In other words, it’s just fine for the people who founded the United States to have specified as the law of the land that the Chief Exec has to be a natural-born citizen over 35 years old (under which specification Obama is indeed eligible to be President, as you know).
It would also be fine for the present-day people of the US to change those constitutional specifications in accordance with the prescribed procedure for amending the constitution, if they choose to. If there are enough Americans who really want to add some Presidential eligibility requirements about, say, minimum duration of US residency during childhood or familiarity with the rules of baseball, they’re entitled to make that change.
What’s not fine, of course, is people claiming that Obama is somehow officially ineligible to be President, because they make shit up about his background or simply don’t understand the official eligibility requirements as they currently stand in law.

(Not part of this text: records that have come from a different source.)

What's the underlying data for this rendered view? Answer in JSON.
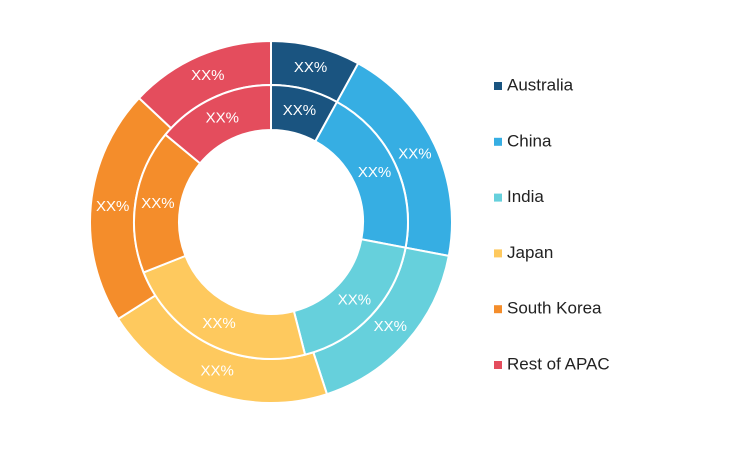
{
  "chart_data": {
    "type": "donut",
    "categories": [
      "Australia",
      "China",
      "India",
      "Japan",
      "South Korea",
      "Rest of APAC"
    ],
    "colors": [
      "#1a5480",
      "#36aee3",
      "#66d0dc",
      "#fec95e",
      "#f48d2b",
      "#e44d5d"
    ],
    "series": [
      {
        "values": [
          8,
          20,
          17,
          21,
          21,
          13
        ],
        "value_labels": [
          "XX%",
          "XX%",
          "XX%",
          "XX%",
          "XX%",
          "XX%"
        ]
      },
      {
        "values": [
          8,
          20,
          18,
          23,
          17,
          14
        ],
        "value_labels": [
          "XX%",
          "XX%",
          "XX%",
          "XX%",
          "XX%",
          "XX%"
        ]
      }
    ]
  }
}
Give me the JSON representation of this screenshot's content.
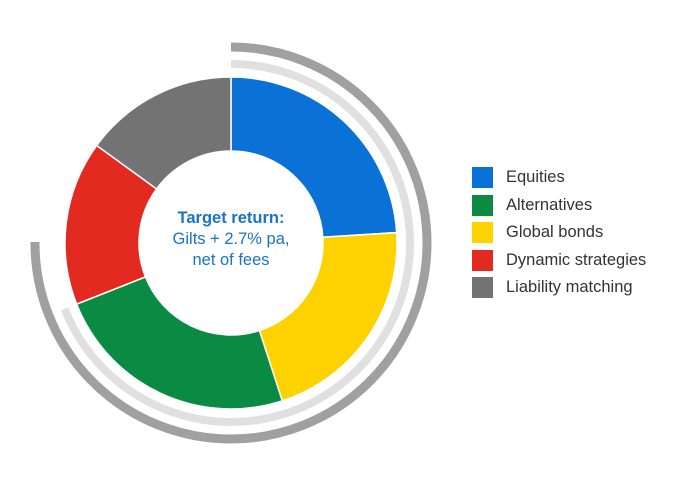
{
  "chart_data": {
    "type": "pie",
    "style": "donut",
    "categories": [
      "Equities",
      "Alternatives",
      "Global bonds",
      "Dynamic strategies",
      "Liability matching"
    ],
    "slice_order_clockwise_from_top": [
      "Equities",
      "Global bonds",
      "Alternatives",
      "Dynamic strategies",
      "Liability matching"
    ],
    "values": {
      "Equities": 24,
      "Global bonds": 21,
      "Alternatives": 24,
      "Dynamic strategies": 16,
      "Liability matching": 15
    },
    "colors": {
      "Equities": "#0a72d6",
      "Alternatives": "#0a8a43",
      "Global bonds": "#fdd200",
      "Dynamic strategies": "#e32a21",
      "Liability matching": "#737373"
    },
    "outer_arcs": [
      {
        "shade": "#e0e0e0",
        "span": "Equities to Alternatives"
      },
      {
        "shade": "#a0a0a0",
        "span": "Equities to Dynamic strategies"
      }
    ],
    "center_text": {
      "title": "Target return:",
      "line1": "Gilts + 2.7% pa,",
      "line2": "net of fees"
    },
    "legend": {
      "position": "right",
      "items": [
        {
          "label": "Equities",
          "color": "#0a72d6"
        },
        {
          "label": "Alternatives",
          "color": "#0a8a43"
        },
        {
          "label": "Global bonds",
          "color": "#fdd200"
        },
        {
          "label": "Dynamic strategies",
          "color": "#e32a21"
        },
        {
          "label": "Liability matching",
          "color": "#737373"
        }
      ]
    }
  }
}
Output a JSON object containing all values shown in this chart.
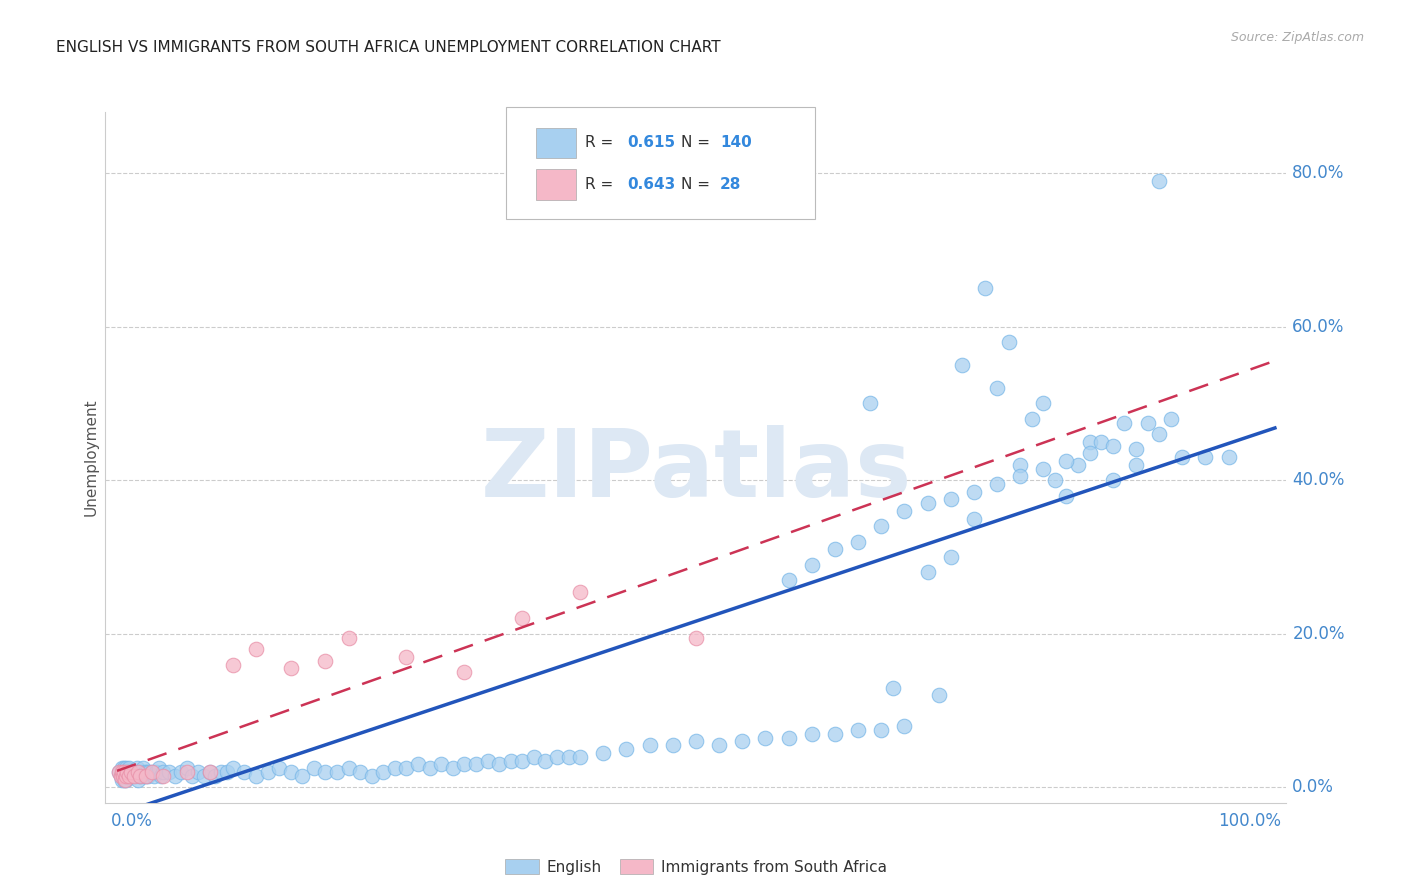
{
  "title": "ENGLISH VS IMMIGRANTS FROM SOUTH AFRICA UNEMPLOYMENT CORRELATION CHART",
  "source": "Source: ZipAtlas.com",
  "ylabel": "Unemployment",
  "ytick_values": [
    0.0,
    0.2,
    0.4,
    0.6,
    0.8
  ],
  "ytick_labels": [
    "0.0%",
    "20.0%",
    "40.0%",
    "60.0%",
    "80.0%"
  ],
  "xlim": [
    0.0,
    1.0
  ],
  "ylim": [
    0.0,
    0.88
  ],
  "english_color": "#a8d0f0",
  "english_edge_color": "#7ab8e8",
  "english_line_color": "#2255bb",
  "immigrants_color": "#f5b8c8",
  "immigrants_edge_color": "#e890a8",
  "immigrants_line_color": "#cc3355",
  "title_color": "#222222",
  "source_color": "#aaaaaa",
  "axis_label_color": "#4488cc",
  "stat_color": "#3388dd",
  "watermark": "ZIPatlas",
  "legend_R_english": "0.615",
  "legend_N_english": "140",
  "legend_R_immigrants": "0.643",
  "legend_N_immigrants": "28",
  "legend_label_english": "English",
  "legend_label_immigrants": "Immigrants from South Africa",
  "english_x": [
    0.002,
    0.003,
    0.004,
    0.004,
    0.005,
    0.005,
    0.006,
    0.006,
    0.007,
    0.007,
    0.008,
    0.008,
    0.009,
    0.009,
    0.01,
    0.01,
    0.011,
    0.012,
    0.013,
    0.014,
    0.015,
    0.016,
    0.017,
    0.018,
    0.019,
    0.02,
    0.021,
    0.022,
    0.023,
    0.024,
    0.025,
    0.026,
    0.027,
    0.028,
    0.03,
    0.032,
    0.034,
    0.036,
    0.038,
    0.04,
    0.045,
    0.05,
    0.055,
    0.06,
    0.065,
    0.07,
    0.075,
    0.08,
    0.085,
    0.09,
    0.095,
    0.1,
    0.11,
    0.12,
    0.13,
    0.14,
    0.15,
    0.16,
    0.17,
    0.18,
    0.19,
    0.2,
    0.21,
    0.22,
    0.23,
    0.24,
    0.25,
    0.26,
    0.27,
    0.28,
    0.29,
    0.3,
    0.31,
    0.32,
    0.33,
    0.34,
    0.35,
    0.36,
    0.37,
    0.38,
    0.39,
    0.4,
    0.42,
    0.44,
    0.46,
    0.48,
    0.5,
    0.52,
    0.54,
    0.56,
    0.58,
    0.6,
    0.62,
    0.64,
    0.66,
    0.68,
    0.7,
    0.72,
    0.74,
    0.76,
    0.78,
    0.8,
    0.82,
    0.84,
    0.86,
    0.88,
    0.9,
    0.65,
    0.67,
    0.71,
    0.73,
    0.75,
    0.77,
    0.79,
    0.81,
    0.83,
    0.85,
    0.87,
    0.89,
    0.91,
    0.58,
    0.6,
    0.62,
    0.64,
    0.66,
    0.68,
    0.7,
    0.72,
    0.74,
    0.76,
    0.78,
    0.8,
    0.82,
    0.84,
    0.86,
    0.88,
    0.9,
    0.92,
    0.94,
    0.96
  ],
  "english_y": [
    0.02,
    0.015,
    0.025,
    0.01,
    0.02,
    0.015,
    0.025,
    0.01,
    0.02,
    0.015,
    0.025,
    0.01,
    0.02,
    0.015,
    0.02,
    0.025,
    0.015,
    0.02,
    0.015,
    0.02,
    0.02,
    0.015,
    0.025,
    0.01,
    0.02,
    0.015,
    0.02,
    0.025,
    0.015,
    0.02,
    0.015,
    0.02,
    0.015,
    0.02,
    0.02,
    0.015,
    0.02,
    0.025,
    0.015,
    0.02,
    0.02,
    0.015,
    0.02,
    0.025,
    0.015,
    0.02,
    0.015,
    0.02,
    0.015,
    0.02,
    0.02,
    0.025,
    0.02,
    0.015,
    0.02,
    0.025,
    0.02,
    0.015,
    0.025,
    0.02,
    0.02,
    0.025,
    0.02,
    0.015,
    0.02,
    0.025,
    0.025,
    0.03,
    0.025,
    0.03,
    0.025,
    0.03,
    0.03,
    0.035,
    0.03,
    0.035,
    0.035,
    0.04,
    0.035,
    0.04,
    0.04,
    0.04,
    0.045,
    0.05,
    0.055,
    0.055,
    0.06,
    0.055,
    0.06,
    0.065,
    0.065,
    0.07,
    0.07,
    0.075,
    0.075,
    0.08,
    0.28,
    0.3,
    0.35,
    0.52,
    0.42,
    0.5,
    0.38,
    0.45,
    0.4,
    0.42,
    0.46,
    0.5,
    0.13,
    0.12,
    0.55,
    0.65,
    0.58,
    0.48,
    0.4,
    0.42,
    0.45,
    0.475,
    0.475,
    0.48,
    0.27,
    0.29,
    0.31,
    0.32,
    0.34,
    0.36,
    0.37,
    0.375,
    0.385,
    0.395,
    0.405,
    0.415,
    0.425,
    0.435,
    0.445,
    0.44,
    0.79,
    0.43,
    0.43,
    0.43
  ],
  "immigrants_x": [
    0.002,
    0.003,
    0.004,
    0.005,
    0.006,
    0.007,
    0.008,
    0.009,
    0.01,
    0.012,
    0.015,
    0.018,
    0.02,
    0.025,
    0.03,
    0.04,
    0.06,
    0.08,
    0.1,
    0.12,
    0.15,
    0.18,
    0.2,
    0.25,
    0.3,
    0.35,
    0.4,
    0.5
  ],
  "immigrants_y": [
    0.02,
    0.015,
    0.02,
    0.015,
    0.02,
    0.01,
    0.015,
    0.02,
    0.015,
    0.02,
    0.015,
    0.02,
    0.015,
    0.015,
    0.02,
    0.015,
    0.02,
    0.02,
    0.16,
    0.18,
    0.155,
    0.165,
    0.195,
    0.17,
    0.15,
    0.22,
    0.255,
    0.195
  ]
}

And that’s what the OP is asking about: namely, where else, if anywhere, is there a group of citizens as batshit insane and/or knuckle-dragging stupid as American “birthers”, to the extent that they have somehow deluded themselves into sincerely believing and openly maintaining that their political chief executive managed to get into the highest office in the land while all the while being formally disqualified from holding it?
AFAIK, there aren’t any. The possibly parallel cases suggested in this thread so far all seem to me to be either disputes about genuinely questionable formal qualifications of some head of state or other, or else merely arguments that the specified formal qualifications are unsatisfactory and should be changed.
AFAICT, the Indonesian constitution (at least during the time Obama lived there) didn’t even decree that Indonesia is a “Muslim country” with respect to its own citizens. It does specify belief in God as one of its governing principles, but it officially mandates freedom of religion, at least with regard to the six religions Indonesia officially recognizes (Islam, Protestant Christianity, Roman Catholic Christianity, Hinduism, Buddhism, Confucianism).
Lgbpop, political jabs are not permitted in General Questions. And your opinions related to Obama are completely irrelevant to the question asked in the OP. Drop the hijack now. If you want to debate this issue, open a new thread in Great Debates. Further posts on this subject may result in a warning.
To others, please do not encourage this hijack by engaging with Lgbpop on this issue.
Nothing says born into incredible power and the upper echelons and privileged beyond belief in 1962 America like being an interracial child whose father is from Kenya. I mean talk about having everything handed to you in life!
Well, yeah: questioning someone’s eligibility by reason of birth happens. People who insist in saying that there is some sort of conspiracy to deny the ineligibility of someone whose eligibility has been contested and deemed correct, and who manage to keep hammering on it in public… that requires very specific circumstances:
a very high level of knuckleheadedness,
an interest in politics
and in acting about politics on a public level
and appropriate soapboxes
Many countries, if there is someone who manages to believe something that stupid, lack the soapboxes. And if professional politicians managed to believe something that stupid, their colleagues would correct them yesterday.
People that stupid do exist everywhere, what doesn’t normally exist is the rest: a coworker once got handed homework to “watch Capricorn One” after silencing the room with his remark that “the lunar landing was faked”.
The only semi-parallel I can think of is in the loonier fringes of traditionalist Catholicism, where you find people insisting that certain recent putative popes were not in fact popes, because (a) they were freemasons, therefore automatically excommunicated, therefore ineligible for election, or (b) they were elected by putative cardinals, who had been appointed by a pope who was a freemason, therefore etc etc.